A UK recruitment firm exposed sensitive applicants data for months

The company was informed about the exposed data in December 2020 but it only responded and secured the data in March 2021.




The company was informed about the exposed data in December 2020 but it only responded and secured the data in March 2021.

FastTrack Reflex Recruitment firm recently joined the ranks of other companies that have been affected by data leaks due to misconfigured AWS S3 buckets. This data breach majorly affected the applicants whose CVs containing personal information were leaked, reports the research team at Website Planet.

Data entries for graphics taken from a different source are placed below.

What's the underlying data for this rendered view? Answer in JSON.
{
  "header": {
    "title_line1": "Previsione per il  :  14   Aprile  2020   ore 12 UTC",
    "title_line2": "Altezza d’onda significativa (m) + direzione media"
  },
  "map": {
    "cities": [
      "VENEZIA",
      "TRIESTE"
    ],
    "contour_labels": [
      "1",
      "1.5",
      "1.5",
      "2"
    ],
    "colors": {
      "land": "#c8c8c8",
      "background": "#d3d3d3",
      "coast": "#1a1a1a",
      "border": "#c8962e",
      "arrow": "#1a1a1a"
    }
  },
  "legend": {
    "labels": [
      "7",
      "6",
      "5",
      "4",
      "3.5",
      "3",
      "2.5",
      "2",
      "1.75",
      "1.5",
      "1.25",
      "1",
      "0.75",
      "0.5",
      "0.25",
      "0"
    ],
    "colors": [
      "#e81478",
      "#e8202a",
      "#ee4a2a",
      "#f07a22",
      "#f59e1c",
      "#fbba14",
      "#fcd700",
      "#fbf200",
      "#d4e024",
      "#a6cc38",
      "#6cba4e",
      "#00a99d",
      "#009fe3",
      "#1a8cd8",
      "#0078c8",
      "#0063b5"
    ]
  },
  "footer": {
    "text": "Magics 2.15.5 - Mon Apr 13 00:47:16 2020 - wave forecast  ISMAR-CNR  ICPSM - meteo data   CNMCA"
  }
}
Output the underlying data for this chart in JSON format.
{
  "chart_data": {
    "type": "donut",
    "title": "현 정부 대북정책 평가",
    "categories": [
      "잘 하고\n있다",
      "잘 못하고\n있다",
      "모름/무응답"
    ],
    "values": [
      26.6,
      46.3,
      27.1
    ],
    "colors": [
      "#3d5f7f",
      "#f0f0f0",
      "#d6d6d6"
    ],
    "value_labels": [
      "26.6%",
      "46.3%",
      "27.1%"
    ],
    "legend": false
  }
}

SEE: UK Recruitment Portal Suffers Massive Data Breach

Attached to numerous CVs were the personal IDs of applicants, including passports, citizen ID cards, driver’s licenses, and skilled worker IDs. All of these constitute direct and indirect applicant PII. Examples of directly identifiable PII include the following:

  • Full names
  • Email addresses
  • Home addresses
  • Dates of birth
  • Passport numbers
  • Applicant photos
  • Mobile phone numbers
  • Social network URLs for some applicants.




It is worth noting that the configuration of the server is not the responsibility of Amazon but rather the company, FastTrack, that is using it as a public cloud storage resource.

A UK recruitment firm exposed sensitive applicant data for months
Example of leaked data (Image: Website Planet)

The bucket, according to Website Planet’s blog post, included 21,000 client files (including duplicates), equating to 5GB of data, which were left unprotected for any hacker or cyber criminal with a malicious intent to take advantage of.

Moreover, tens of thousands of people could be affected by this. As a result of this exposure, FastTrack could receive legislative action from GDPR and the UK’s Data Protection Act 2018. 

The clients could be affected through various criminal acts if cybercriminals found this unprotected database. These include identity theft, fraud, scams, phishing, malware, theft, and account takeover.

The company, on the other hand, will be affected due to their failure to adhere to data privacy laws such as GDPR which could fine it around €20 million, or 4% of the company in question’s annual turnover (whichever is higher).




Additionally, they could possibly face a loss of business due to their existing customers losing trust in their firm and their potential new applicants being driven away. 

SEE: Fake LinkedIn job offers scam spreads More_eggs malware

The data breach was first discovered on 29th December 2020 by the Website Planet research team and the company was contacted on 15th and 17th January 2021 but they only replied on 17th March, after several attempts of contacting them, and the bucket was secured on 23rd March 2021.